I have been hit over the head with this reality in the last week. The passage I read for one of my classes today really struck a chord and even the speaker in chapel reiterated it:

“Now great crowds accompanied him, and he turned and said to them, “If anyone comes to me and does not hate his own father and mother and wife and children and brothers and sisters, yes, and even his own life, he cannot be my disciple. Whoever does not bear his own cross and come after me cannot be my disciple. For which of you, desiring to build a tower, does not first sit down and count the cost, whether he has enough to complete it?  Otherwise, when he has laid a foundation and is not able to finish, all who see it begin to mock him,  saying, ‘This man began to build and was not able to finish.’  Or what king, going out to encounter another king in war, will not sit down first and deliberate whether he is able with ten thousand to meet him who comes against him with twenty thousand?  And if not, while the other is yet a great way off, he sends a delegation and asks for terms of peace. So therefore, any one of you who does not renounce all that he has cannot be my disciple.” -Luke 14:25-33 ESV

I don’t know how many times I’ve read this passage or have had it read to me. I do know that this morning I paused to think about it in the few moments I had in-between classes. What does it mean to really live my life for Christ? What will it cost to be his disciple? I’m still wrestling with the answer to that. This is a strong reality that should not be taken lightly and I confess that I have! Too often I back down because I want people to like me or I don’t want to start an argument. This is a matter of life or death and it would seem I’ve chosen death almost every single time.
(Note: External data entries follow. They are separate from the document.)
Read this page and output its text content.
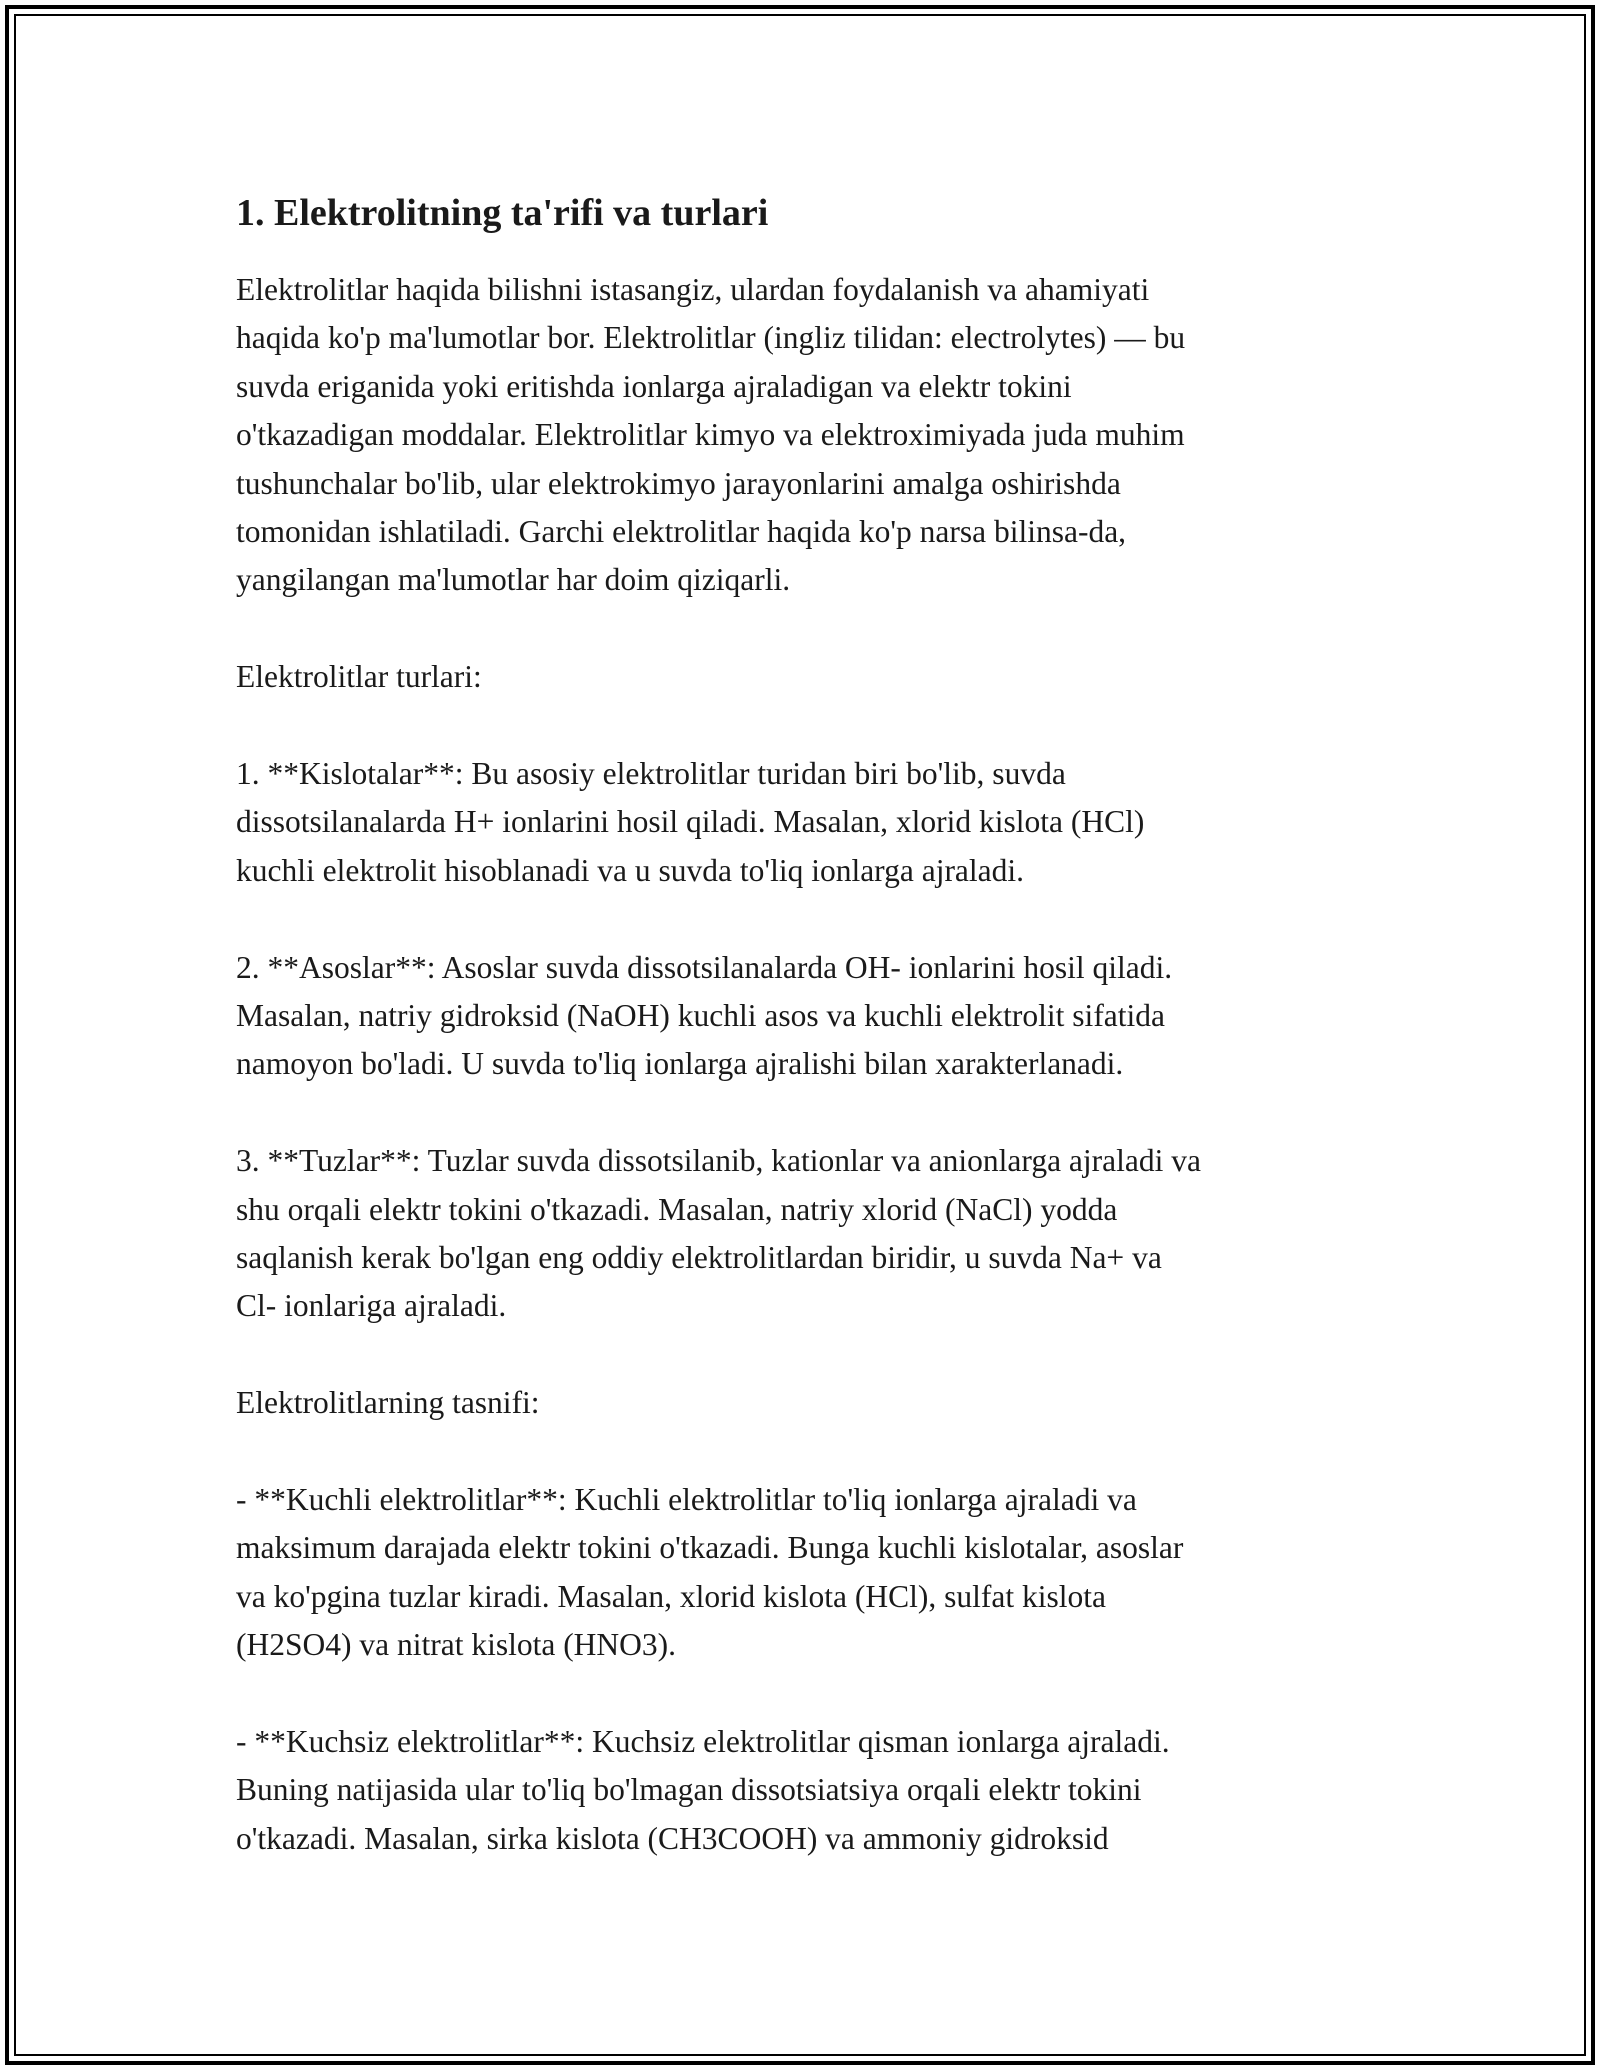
1. Elektrolitning ta'rifi va turlari

Elektrolitlar haqida bilishni istasangiz, ulardan foydalanish va ahamiyati
haqida ko'p ma'lumotlar bor. Elektrolitlar (ingliz tilidan: electrolytes) — bu
suvda eriganida yoki eritishda ionlarga ajraladigan va elektr tokini
o'tkazadigan moddalar. Elektrolitlar kimyo va elektroximiyada juda muhim
tushunchalar bo'lib, ular elektrokimyo jarayonlarini amalga oshirishda
tomonidan ishlatiladi. Garchi elektrolitlar haqida ko'p narsa bilinsa-da,
yangilangan ma'lumotlar har doim qiziqarli.

Elektrolitlar turlari:

1. **Kislotalar**: Bu asosiy elektrolitlar turidan biri bo'lib, suvda
dissotsilanalarda H+ ionlarini hosil qiladi. Masalan, xlorid kislota (HCl)
kuchli elektrolit hisoblanadi va u suvda to'liq ionlarga ajraladi.

2. **Asoslar**: Asoslar suvda dissotsilanalarda OH- ionlarini hosil qiladi.
Masalan, natriy gidroksid (NaOH) kuchli asos va kuchli elektrolit sifatida
namoyon bo'ladi. U suvda to'liq ionlarga ajralishi bilan xarakterlanadi.

3. **Tuzlar**: Tuzlar suvda dissotsilanib, kationlar va anionlarga ajraladi va
shu orqali elektr tokini o'tkazadi. Masalan, natriy xlorid (NaCl) yodda
saqlanish kerak bo'lgan eng oddiy elektrolitlardan biridir, u suvda Na+ va
Cl- ionlariga ajraladi.

Elektrolitlarning tasnifi:

- **Kuchli elektrolitlar**: Kuchli elektrolitlar to'liq ionlarga ajraladi va
maksimum darajada elektr tokini o'tkazadi. Bunga kuchli kislotalar, asoslar
va ko'pgina tuzlar kiradi. Masalan, xlorid kislota (HCl), sulfat kislota
(H2SO4) va nitrat kislota (HNO3).

- **Kuchsiz elektrolitlar**: Kuchsiz elektrolitlar qisman ionlarga ajraladi.
Buning natijasida ular to'liq bo'lmagan dissotsiatsiya orqali elektr tokini
o'tkazadi. Masalan, sirka kislota (CH3COOH) va ammoniy gidroksid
So, I implore you Christian: please read your Bible! You don’t have to know all the answers or even need to understand the original Hebrew or Greek! If you have a version of the Bible you don’t understand, buy a new one in a version you can! If you can’t read, find an audio version (there are several free ones online). I challenge myself in this as well. Even though I’m in the word everyday for class I still need to read it in my own time. It is how God speaks to us and how he shows us his love. Granted, it’s not the only way but there was a reason he gave us this gift in the first place.

Also, as a side note, I’ve been praying more and more about how God wants to use me in this life. More and more I do not have a solid answer but I’m learning to be faithful in prayer and to just throw up my hands and say: “Lord, this is yours. Do with it what you will”.